The Ralph Cantafio Soccer Complex features two synthetic fields: John Scouras Field #1, and Field #2. Both fields have spectator bleachers and team shelters. The clubhouse contains four dressing rooms, referee rooms, public washrooms, and an open common area. There is an on-site press box, sound system, and scoreboard on John Scouras Field #1, which seats approximately 2,000. Field #2 seats approximately 750.
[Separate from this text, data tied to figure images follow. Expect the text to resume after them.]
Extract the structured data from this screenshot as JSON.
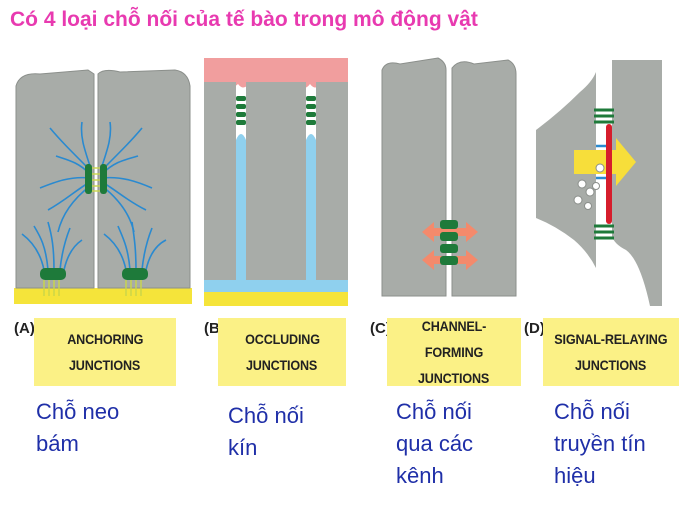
{
  "title": "Có 4 loại chỗ nối của tế bào trong mô động vật",
  "colors": {
    "title": "#e83ab0",
    "cell": "#a8aca8",
    "label_box": "#fbf186",
    "caption": "#1f2fa8",
    "junction": "#1e7a3a",
    "filament": "#2a8ad0",
    "lumen": "#f19e9e",
    "intercellular": "#8fd0ee",
    "matrix": "#f5e43a",
    "arrow": "#f48a6c",
    "signal_arrow": "#f7de3a",
    "receptor": "#d61d2c"
  },
  "panels": [
    {
      "letter": "(A)",
      "label_line1": "ANCHORING",
      "label_line2": "JUNCTIONS",
      "caption_lines": [
        "Chỗ neo",
        "bám"
      ]
    },
    {
      "letter": "(B)",
      "label_line1": "OCCLUDING",
      "label_line2": "JUNCTIONS",
      "caption_lines": [
        "Chỗ nối",
        "kín"
      ]
    },
    {
      "letter": "(C)",
      "label_line1": "CHANNEL-FORMING",
      "label_line2": "JUNCTIONS",
      "caption_lines": [
        "Chỗ nối",
        "qua các",
        "kênh"
      ]
    },
    {
      "letter": "(D)",
      "label_line1": "SIGNAL-RELAYING",
      "label_line2": "JUNCTIONS",
      "caption_lines": [
        "Chỗ nối",
        "truyền tín",
        "hiệu"
      ]
    }
  ]
}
In the past, the complex hosted matches for the Canada men's national soccer team. It hosted the 1999 Pan American Games. It was a practice facility for the Canada and United States women’s national teams in 2013, as well as for multiple teams during the 2015 FIFA Women's World Cup. It hosted the 2017 Canada Summer Games as well as the 2025 National Masters Championship.

The complex has consistently been used for amateur soccer in Winnipeg. Beginning in 2026, FC Manitoba and Winnipeg Lucania FC of the Prairies Premier League host matches at the complex. Upon the conclusion of their first season, the Government of Manitoba announced funding to replace the outdoor field pitch and lighting system.

A soccer-dedicated stadium is set to built on site by spring 2027, increasing capacity from 2,000 to 5,000. This was jointed funded by the NSL along with municipal, provincial, and federal governments, with the purpose of supporting the Winnipeg NSL team joining the NSL in 2027.